After scouring the beaches for nests all morning we headed to a shallow reef to anchor the boat and do coral health surveys. About 6 months ago a handful of young individual corals were sampled. Sizes were measured and pictures were taken. You can get a general idea about a coral’s well being based on tissue color. Corals have a symbiotic algae living in their tissue, and these algae make sugar from the sun, and in turn nourish the coral. They also give the coral their vibrant colors. If a coral becomes stressed it will release the algae. A “bleached” coral is not happy, and although they may recover, typically this leads to the death of the reef.
Our task for this project was to try and local the small individuals based on pictures taken months ago. Once we found our target, we assessed their health (bleached, recovered, or dead) and took pictures for comparison. This was all easier said than done.
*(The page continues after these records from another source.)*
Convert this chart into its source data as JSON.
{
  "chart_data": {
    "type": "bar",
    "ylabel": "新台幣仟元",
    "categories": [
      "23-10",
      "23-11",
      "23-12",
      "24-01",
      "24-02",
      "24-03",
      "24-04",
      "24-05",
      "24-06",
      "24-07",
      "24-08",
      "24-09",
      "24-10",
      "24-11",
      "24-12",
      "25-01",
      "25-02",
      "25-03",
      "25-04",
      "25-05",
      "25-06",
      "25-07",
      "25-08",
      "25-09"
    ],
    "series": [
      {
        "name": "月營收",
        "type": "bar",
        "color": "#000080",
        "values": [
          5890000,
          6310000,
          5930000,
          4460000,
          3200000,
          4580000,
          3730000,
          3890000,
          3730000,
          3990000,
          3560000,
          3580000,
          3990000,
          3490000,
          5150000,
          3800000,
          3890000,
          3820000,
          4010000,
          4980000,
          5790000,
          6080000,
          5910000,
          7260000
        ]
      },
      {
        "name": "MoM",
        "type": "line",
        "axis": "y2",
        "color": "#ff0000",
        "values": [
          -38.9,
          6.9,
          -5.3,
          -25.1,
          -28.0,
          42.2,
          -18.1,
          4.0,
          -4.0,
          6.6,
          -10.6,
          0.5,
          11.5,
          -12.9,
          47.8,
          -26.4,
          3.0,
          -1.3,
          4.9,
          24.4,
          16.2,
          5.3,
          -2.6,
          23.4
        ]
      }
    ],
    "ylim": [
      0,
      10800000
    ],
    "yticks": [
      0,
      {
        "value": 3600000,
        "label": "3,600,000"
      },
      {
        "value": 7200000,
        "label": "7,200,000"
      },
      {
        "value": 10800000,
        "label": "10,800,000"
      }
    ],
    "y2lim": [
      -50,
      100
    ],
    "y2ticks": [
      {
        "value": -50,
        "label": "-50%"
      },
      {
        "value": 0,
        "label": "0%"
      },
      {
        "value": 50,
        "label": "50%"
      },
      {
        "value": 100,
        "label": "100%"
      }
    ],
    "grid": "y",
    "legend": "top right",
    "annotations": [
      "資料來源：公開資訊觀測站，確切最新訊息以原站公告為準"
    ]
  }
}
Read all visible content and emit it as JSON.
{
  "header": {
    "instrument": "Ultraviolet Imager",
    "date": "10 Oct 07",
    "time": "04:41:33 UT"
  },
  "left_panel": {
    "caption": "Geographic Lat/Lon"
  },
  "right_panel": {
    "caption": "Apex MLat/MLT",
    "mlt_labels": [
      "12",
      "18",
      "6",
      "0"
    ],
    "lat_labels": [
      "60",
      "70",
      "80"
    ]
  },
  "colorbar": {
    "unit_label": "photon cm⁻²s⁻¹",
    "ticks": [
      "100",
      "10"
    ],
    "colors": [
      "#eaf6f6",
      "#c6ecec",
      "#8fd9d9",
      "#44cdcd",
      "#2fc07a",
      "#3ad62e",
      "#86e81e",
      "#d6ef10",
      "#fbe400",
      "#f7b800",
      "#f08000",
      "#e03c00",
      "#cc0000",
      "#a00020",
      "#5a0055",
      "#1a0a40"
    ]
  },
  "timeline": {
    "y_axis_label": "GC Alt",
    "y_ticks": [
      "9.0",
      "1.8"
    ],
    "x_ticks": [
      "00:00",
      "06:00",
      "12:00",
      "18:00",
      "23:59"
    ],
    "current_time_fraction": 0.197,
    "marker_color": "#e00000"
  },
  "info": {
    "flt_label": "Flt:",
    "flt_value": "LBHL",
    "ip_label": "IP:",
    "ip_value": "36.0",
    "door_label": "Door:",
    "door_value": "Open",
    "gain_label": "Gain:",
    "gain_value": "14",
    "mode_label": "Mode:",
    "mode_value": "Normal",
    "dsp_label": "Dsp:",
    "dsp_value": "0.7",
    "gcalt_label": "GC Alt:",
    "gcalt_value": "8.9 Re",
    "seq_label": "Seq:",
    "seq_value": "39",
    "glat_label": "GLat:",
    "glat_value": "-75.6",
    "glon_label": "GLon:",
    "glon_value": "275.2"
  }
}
The shallow reef was exposed to wind and swell, and since we were doing these surveys using snorkels we got moved around quite a bit.
These three projects are prime examples the natural resource work conducted by the Park Service. In collaboration with local institutions, our natural and cultural resources are well studied and managed. It was really excited to participate on so many projects, especially since working in tropical ecosystems is still relatively new to me. I’d like to thank the UM graduate students Dana Tricarico, Nicole Besemer, Kelsey Armstrong, and Tina Van Doornik for letting me tag along. Now I’m off to the Virgin Islands National Park to continue my dive training.